Malkolm is cycling on! He is now cycling from Alaska to Washington DC, and then continuing on to the UN Climate Change conference in Cancun in December.
It all started with Bird Year, Malkolm and his parents' year-long, fossil-fuel-free journey in search of birds. Cycling a total of 13,133 miles (21,144 km), they identified 548 different bird species and raised more than $25,000 for bird conservation. Bird Year turned them into confirmed cyclists and taught them that climate change was more serious than they had thought.
In 2009, Malkolm biked from Whitehorse to Ottawa as a part of Pedal for the Planet: the project called for the Canadian Government to become a leader in the struggle to come to grips with climate change. The Harper Government did not even meet with the young cyclists.

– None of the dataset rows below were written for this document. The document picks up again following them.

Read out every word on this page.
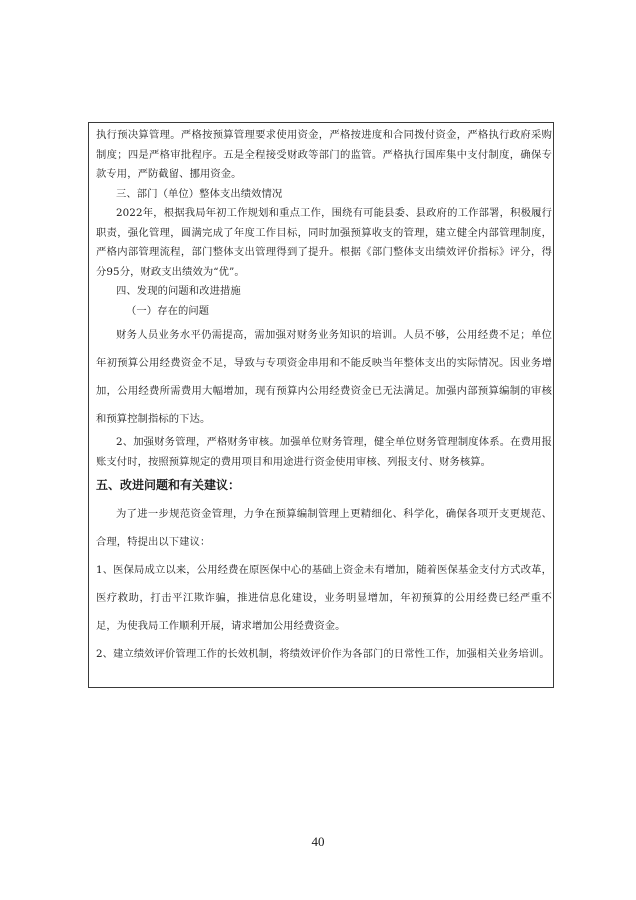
执行预决算管理。严格按预算管理要求使用资金，严格按进度和合同拨付资金，严格执行政府采购制度；四是严格审批程序。五是全程接受财政等部门的监管。严格执行国库集中支付制度，确保专款专用，严防截留、挪用资金。

三、部门（单位）整体支出绩效情况

2022年，根据我局年初工作规划和重点工作，围绕有可能县委、县政府的工作部署，积极履行职责，强化管理，圆满完成了年度工作目标，同时加强预算收支的管理，建立健全内部管理制度，严格内部管理流程，部门整体支出管理得到了提升。根据《部门整体支出绩效评价指标》评分，得分95分，财政支出绩效为“优”。

四、发现的问题和改进措施

（一）存在的问题

财务人员业务水平仍需提高，需加强对财务业务知识的培训。人员不够，公用经费不足；单位年初预算公用经费资金不足，导致与专项资金串用和不能反映当年整体支出的实际情况。因业务增加，公用经费所需费用大幅增加，现有预算内公用经费资金已无法满足。加强内部预算编制的审核和预算控制指标的下达。

2、加强财务管理，严格财务审核。加强单位财务管理，健全单位财务管理制度体系。在费用报账支付时，按照预算规定的费用项目和用途进行资金使用审核、列报支付、财务核算。

五、改进问题和有关建议：

为了进一步规范资金管理，力争在预算编制管理上更精细化、科学化，确保各项开支更规范、合理，特提出以下建议：

1、医保局成立以来，公用经费在原医保中心的基础上资金未有增加，随着医保基金支付方式改革，医疗救助，打击平江欺诈骗，推进信息化建设，业务明显增加，年初预算的公用经费已经严重不足，为使我局工作顺利开展，请求增加公用经费资金。

2、建立绩效评价管理工作的长效机制，将绩效评价作为各部门的日常性工作，加强相关业务培训。

40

Malkolm is now 18 and just finished high school. On August 24, he dipped his foot in the Pacific Ocean in Skagway, Alaska. Then headed up and over the White Pass to the Alaska Highway on his journey to Washington and on to Cancun.

Saturday, July 14, 2007

Heatwave -Malkolm

We found our 120th species this morning, as we flew down a hill, Ken screamed "Whoa! Stop! What’s the bird chasing that Kestrel?"

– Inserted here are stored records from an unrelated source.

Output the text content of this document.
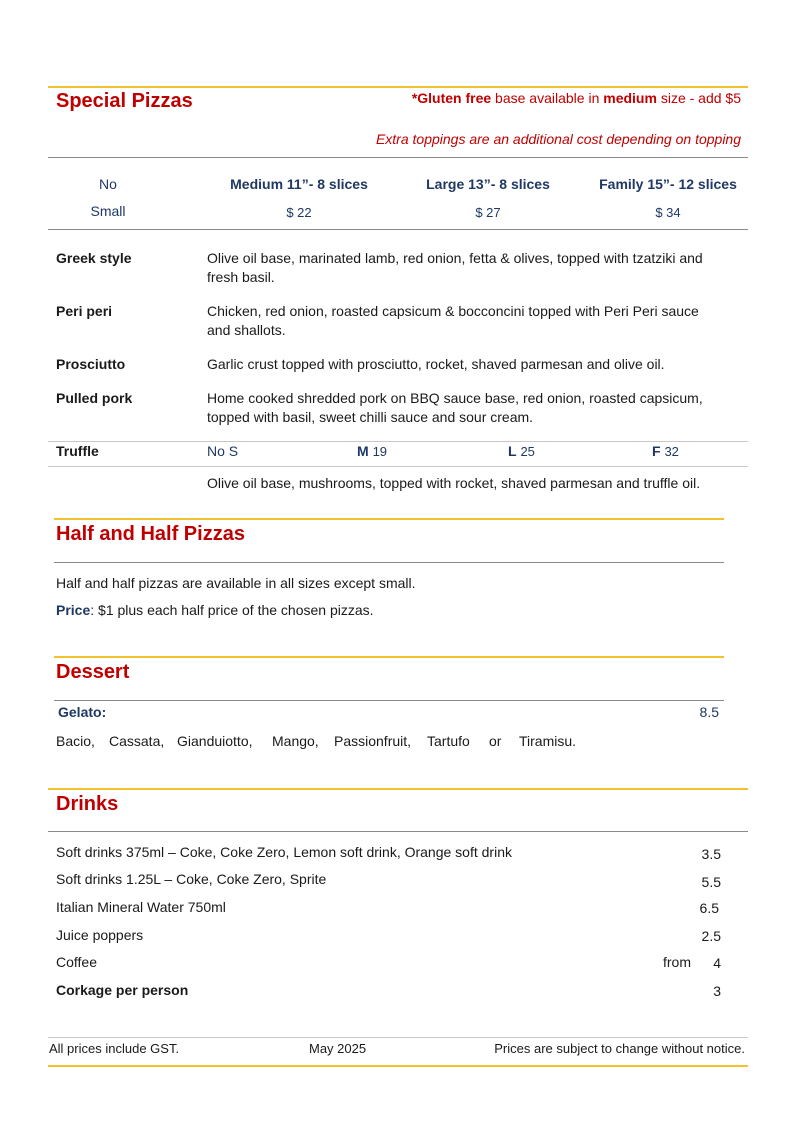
Special Pizzas	*Gluten free base available in medium size - add $5
Extra toppings are an additional cost depending on topping
No	Medium 11”- 8 slices	Large 13”- 8 slices	Family 15”- 12 slices
Small	$ 22	$ 27	$ 34
Greek style	Olive oil base, marinated lamb, red onion, fetta & olives, topped with tzatziki and fresh basil.
Peri peri	Chicken, red onion, roasted capsicum & bocconcini topped with Peri Peri sauce and shallots.
Prosciutto	Garlic crust topped with prosciutto, rocket, shaved parmesan and olive oil.
Pulled pork	Home cooked shredded pork on BBQ sauce base, red onion, roasted capsicum, topped with basil, sweet chilli sauce and sour cream.
Truffle	No S	M 19	L 25	F 32
Olive oil base, mushrooms, topped with rocket, shaved parmesan and truffle oil.
Half and Half Pizzas
Half and half pizzas are available in all sizes except small.
Price: $1 plus each half price of the chosen pizzas.
Dessert
Gelato:	8.5
Bacio, Cassata, Gianduiotto, Mango, Passionfruit, Tartufo or Tiramisu.
Drinks
Soft drinks 375ml – Coke, Coke Zero, Lemon soft drink, Orange soft drink	3.5
Soft drinks 1.25L – Coke, Coke Zero, Sprite	5.5
Italian Mineral Water 750ml	6.5
Juice poppers	2.5
Coffee	from 4
Corkage per person	3
All prices include GST.	May 2025	Prices are subject to change without notice.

I jammed on my brakes, too late to see the Kestrel, but its pursuer was still around- a gorgeous Western Kingbird. The bird alighted on a wire, giving us a good look at its bright yellow underparts and its shades of slate gray back. Ken's eyes have been as sharp as a Hawk today, spotting many exciting birds, including our year’s first Western Meadowlark.
We’re in the midst of a heat wave, with only the promise of a cool lake the only thing keeping us going during the ninety + kilometer days. Fortunately some thin cloud kept it cool for the first half of our cycle, but around noon the sun escaped, turning every hill into a gruelling experience. After an especially long climb we were shocked to see a “No Vacancy” sign outside the campground, but after some begging the management allowed us to pitch our tents on some open grass. After a swim and a cool drink we felt much better. We relaxed, watching Pacific-slope Flycatchers feed their nestlings.